O sermão do Bom Gestor

O brasileiro, e o carioca em particular, vêm testemunhando nos últimos anos uma avalanche aparentemente inesgotável de casos de corrupção envolvendo todos os níveis da administração pública e todas as escalas de autoridade de cada uma das esferas de governo. Leio, hoje, nos jornais, que, com a prisão do ex-governador do Rio de Janeiro, Anthony Garotinho, os últimos vinte anos do poder político fluminense estão atrás das grades. Corrupção sempre houve, mas o pessoal resolveu extrapolar. Parece que o próprio Sérgio Cabral, diante do embolso de quantias estratosféricas desviadas dos cofres públicos, e a quem Garotinho fará companhia no presídio de Benfica, na zona norte da cidade, teria dito algo do tipo “é, eu exagerei na dose...” num raro momento de autocrítica e humildade.

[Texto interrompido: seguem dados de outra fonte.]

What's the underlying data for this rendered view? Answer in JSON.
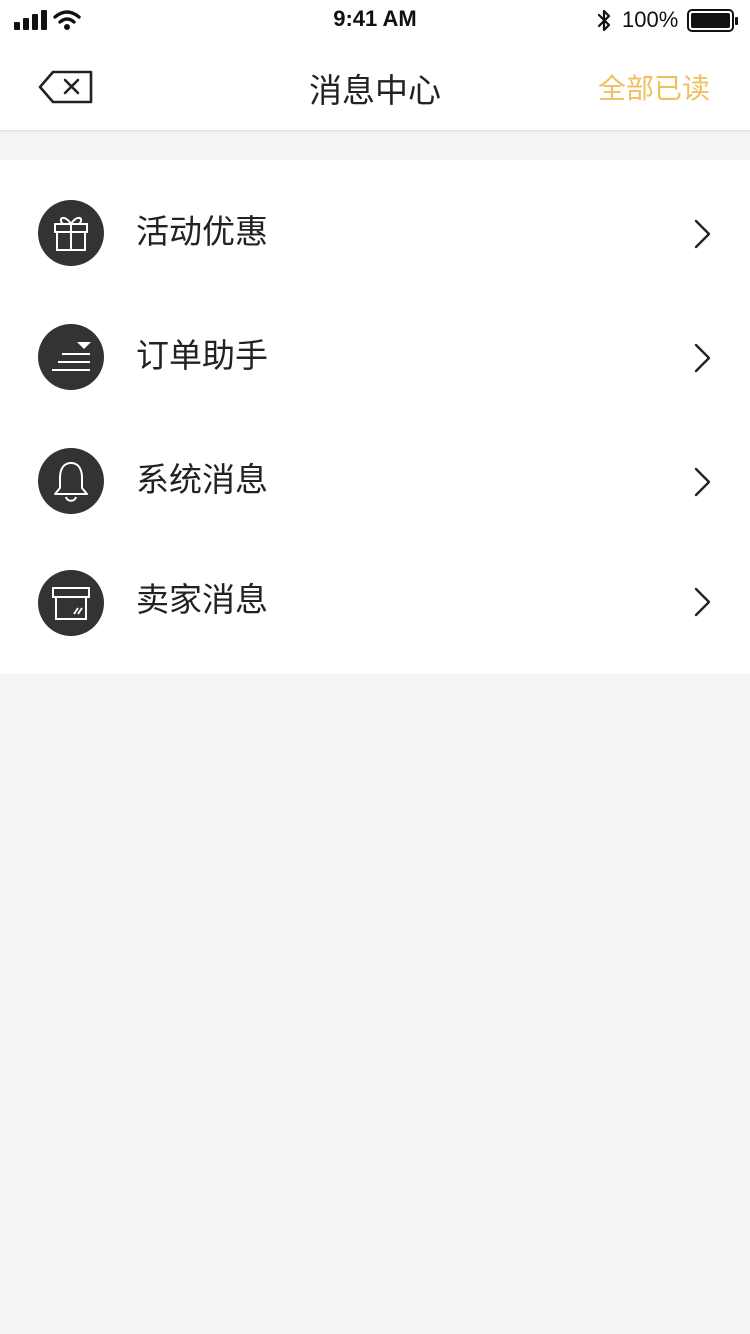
{
  "status_bar": {
    "time": "9:41 AM",
    "battery_percent": "100%"
  },
  "nav": {
    "title": "消息中心",
    "action_label": "全部已读",
    "action_color": "#F0C060"
  },
  "menu": {
    "items": [
      {
        "label": "活动优惠",
        "icon": "gift-icon"
      },
      {
        "label": "订单助手",
        "icon": "order-list-icon"
      },
      {
        "label": "系统消息",
        "icon": "bell-icon"
      },
      {
        "label": "卖家消息",
        "icon": "store-box-icon"
      }
    ]
  }
}
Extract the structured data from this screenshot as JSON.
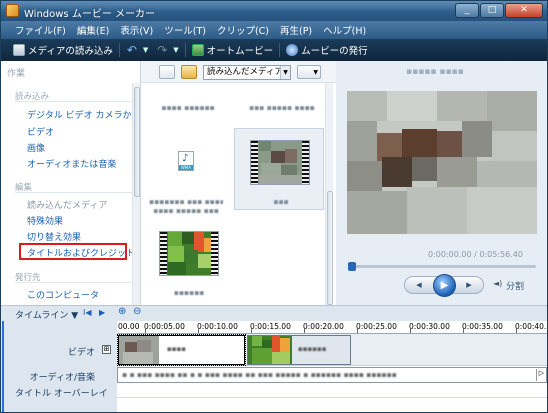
{
  "window": {
    "title": "Windows ムービー メーカー",
    "controls": [
      "_",
      "□",
      "✕"
    ]
  },
  "menu": [
    "ファイル(F)",
    "編集(E)",
    "表示(V)",
    "ツール(T)",
    "クリップ(C)",
    "再生(P)",
    "ヘルプ(H)"
  ],
  "toolbar": {
    "import_label": "メディアの読み込み",
    "undo_icon": "undo-icon",
    "redo_icon": "redo-icon",
    "automovie_label": "オートムービー",
    "publish_label": "ムービーの発行"
  },
  "tasks": {
    "pane_title": "作業",
    "import_header": "読み込み",
    "import_links": [
      "デジタル ビデオ カメラから",
      "ビデオ",
      "画像",
      "オーディオまたは音楽"
    ],
    "edit_header": "編集",
    "edit_links": [
      {
        "label": "読み込んだメディア",
        "enabled": false
      },
      {
        "label": "特殊効果",
        "enabled": true
      },
      {
        "label": "切り替え効果",
        "enabled": true
      },
      {
        "label": "タイトルおよびクレジット",
        "enabled": true,
        "highlighted": true
      }
    ],
    "publish_header": "発行先",
    "publish_links": [
      "このコンピュータ"
    ]
  },
  "collection": {
    "dropdown_label": "読み込んだメディア",
    "dropdown_arrow": "▼",
    "view_arrow": "▼",
    "wma_label": "WMA"
  },
  "monitor": {
    "timecode": "0:00:00.00 / 0:05:56.40",
    "split_label": "分割",
    "rewind": "◀",
    "play": "▶",
    "forward": "▶"
  },
  "timeline": {
    "label": "タイムライン",
    "zoom_in_icon": "⊕",
    "zoom_out_icon": "⊖",
    "ticks": [
      "00.00",
      "0:00:05.00",
      "0:00:10.00",
      "0:00:15.00",
      "0:00:20.00",
      "0:00:25.00",
      "0:00:30.00",
      "0:00:35.00",
      "0:00:40."
    ],
    "tracks": {
      "video": "ビデオ",
      "expand": "⊞",
      "audio": "オーディオ/音楽",
      "overlay": "タイトル オーバーレイ"
    }
  },
  "colors": {
    "highlight": "#e01a1a",
    "link": "#1a5fb4",
    "titlebar": "#2e5f8c"
  }
}
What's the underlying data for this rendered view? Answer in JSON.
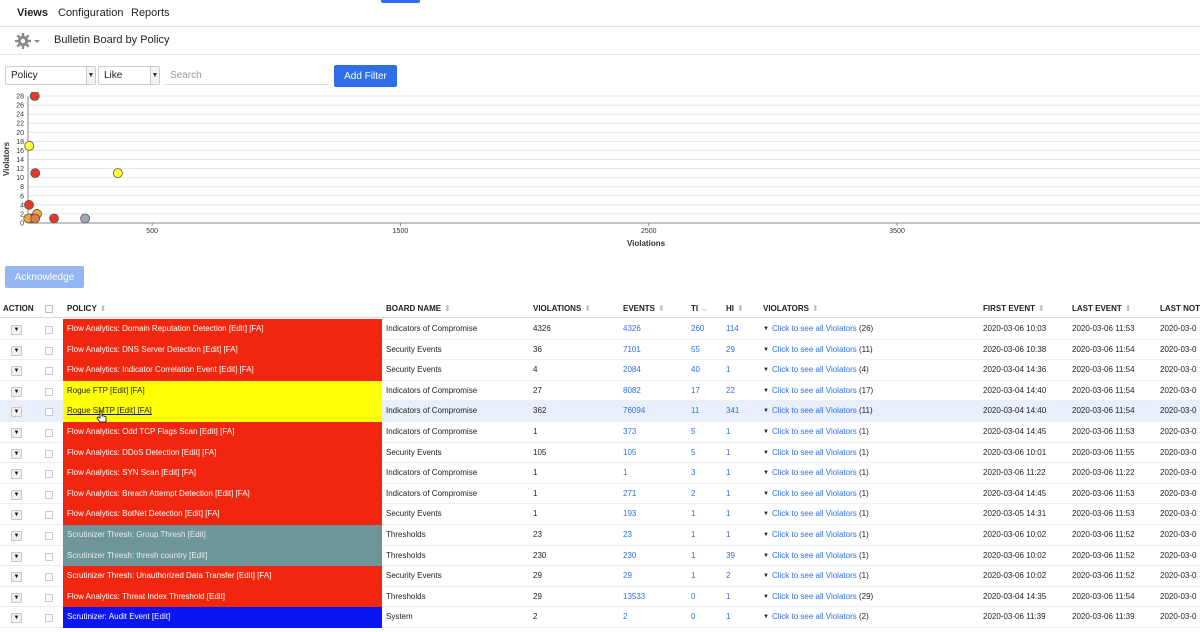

O alheamento dos políticos profissionais – lembro-me de Max Weber e a ideia de política como vocação – de seus representados, vivendo numa espécie de realidade paralela de luxos e mordomias, auxílios disso e daquilo, e eventuais boquinhas em negociatas espúrias que descambam para a desfaçatez de “dancinhas do guardanapo” em Paris, é terreno propício para o aparecimento de salvadores da pátria que prometem, sobretudo, o fim da corrupção associado à “boa gestão” do dinheiro público. O mundo da política é apresentado, por tais salvadores, como espaço eminentemente corrupto - embora “esqueçam” que o espaço privado costuma ser parceiro nas negociatas, afinal, onde há corrupto, há corruptor – e o sucesso nos negócios – lícitos, imaginemos – legitima a candidatura a cargos públicos e é prova suficiente da competência que pretende transplantar ao Estado brasileiro. Esse discurso do sucesso empresarial e do cansaço da política “tradicional” foi usado insistentemente por Trump, nas eleições presidenciais norte-americanas, e por João Dória, nas eleições para a prefeitura de São Paulo. E deu frutos, como todos nós sabemos. E lá vem o Luciano Huck para a disputa presidencial de 2018.

A figura do bom gestor, imparcial e eficiente, tal como nos é apresentada, é peça de ficção. A gestão de políticas públicas não se dá em um vácuo ideológico, e uso o termo “ideológico” sem a conotação negativa que muita gente insiste em dar na tentativa de desqualificar o debate de ideias, como se o embate de ideias e valores contaminasse o ambiente pretensamente asséptico da gestão pública, mas no sentido de “visão de mundo”, de balizadora de caminhos, de interpretação da realidade, de diretriz, de diagnóstico. A boa ou má gestão do orçamento municipal, estadual ou federal só pode ser avaliada a partir de critérios políticos, de decisões tomadas por agentes políticos, sejam eles neoliberais ou bolivarianos.

Pensemos no holocausto judeu na Segunda Guerra Mundial. Ele foi possível graças à associação entre uma gestão eficientíssima da máquina de guerra nazista, impessoal e imparcial, que retirou a condição humana de suas vítimas transformadas em estatísticas e metas a serem cumpridas nos relatórios da burocracia, e a ideologia antissemita que subjazia as ações de Hitler e a cadeia de comando que o sustentava. Julgá-los pelos critérios da “boa gestão” asséptica não me parece boa ideia. (Sugestão de leitura: Modernidade e Holocausto, de Zygmunt Bauman).


Boa gestão: em nome de quê e de quem?